Ces jours-ci, dans Le Monde, on pouvait lire dans l’article évoquant la promulgation de la loi Neuwirth légalisant la contraception, en 1967 :
« Il fallut un an pour
convaincre le parlement d’adopter et de promulguer la loi Neuwirth autorisant
la pilule contraceptive, le 28 décembre 1967. Engagé dans les Forces
françaises libres au côté du général de Gaulle, Lucien Neuwirth (1924-2013)

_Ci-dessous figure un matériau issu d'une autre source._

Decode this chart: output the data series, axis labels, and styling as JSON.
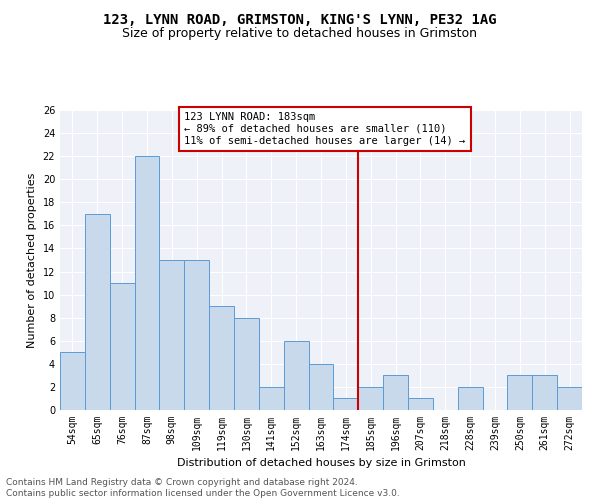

découvrit la pilule à Londres un soir de juin 1944 : une Anglaise
avec laquelle il avait un rendez-vous amoureux lui glissa un contraceptif
effervescent dans la main. Le jeune homme fut abasourdi : la « gynomine »,
contraceptif à usage unique, était en vente libre dans les parfumeries
anglaises. » Le Monde, 19
décembre 2017
Ce premier paragraphe témoigne, de la part de l'auteur de l'article, d'une confusion née d’une méconnaissance historique.

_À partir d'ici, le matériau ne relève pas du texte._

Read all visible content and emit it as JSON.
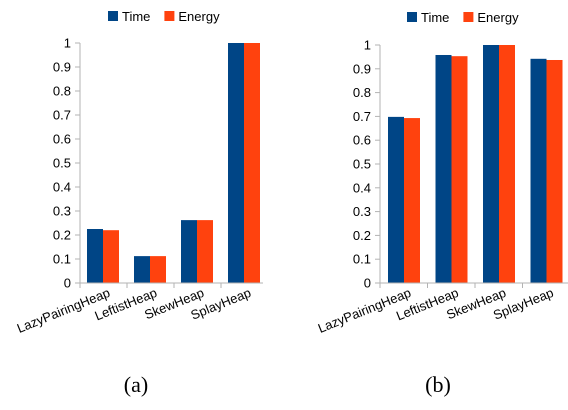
{
  "chart_data": [
    {
      "type": "bar",
      "caption": "(a)",
      "categories": [
        "LazyPairingHeap",
        "LeftistHeap",
        "SkewHeap",
        "SplayHeap"
      ],
      "series": [
        {
          "name": "Time",
          "color": "#004586",
          "values": [
            0.225,
            0.112,
            0.262,
            1.0
          ]
        },
        {
          "name": "Energy",
          "color": "#ff420e",
          "values": [
            0.22,
            0.112,
            0.262,
            1.0
          ]
        }
      ],
      "yticks": [
        "0",
        "0.1",
        "0.2",
        "0.3",
        "0.4",
        "0.5",
        "0.6",
        "0.7",
        "0.8",
        "0.9",
        "1"
      ],
      "ylim": [
        0,
        1
      ],
      "grid": false,
      "legend": "top-center"
    },
    {
      "type": "bar",
      "caption": "(b)",
      "categories": [
        "LazyPairingHeap",
        "LeftistHeap",
        "SkewHeap",
        "SplayHeap"
      ],
      "series": [
        {
          "name": "Time",
          "color": "#004586",
          "values": [
            0.698,
            0.958,
            1.0,
            0.942
          ]
        },
        {
          "name": "Energy",
          "color": "#ff420e",
          "values": [
            0.693,
            0.953,
            1.0,
            0.937
          ]
        }
      ],
      "yticks": [
        "0",
        "0.1",
        "0.2",
        "0.3",
        "0.4",
        "0.5",
        "0.6",
        "0.7",
        "0.8",
        "0.9",
        "1"
      ],
      "ylim": [
        0,
        1
      ],
      "grid": false,
      "legend": "top-center"
    }
  ]
}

Quand on connaît l’histoire de la
contraception, le problème saute aux yeux : en 1944, une Anglaise ne peut
pas mettre dans la main de Lucien Neuwirth une « pilule
effervescente ».
Tout simplement parce que les pilules contraceptives
(c’est à dire une contraception hormonale absorbable par voie orale) n’ont été
développées par Gregory Pincus (et testées à Porto-Rico) que dans les années
50. Elles ont été approuvées par la FDA (Food and Drugs Administration) américaine en 1957, et
mises sur le marché pour la première fois en 1960 aux Etats-Unis. Quant aux
seules « pilules à usage unique » existant pour le moment, le
lévonorgestrel (Norlevo) et son dérivé l’ullipristal (Ella One), elles n’ont été
commercialisées que dans les années 80 et 2000, respectivement.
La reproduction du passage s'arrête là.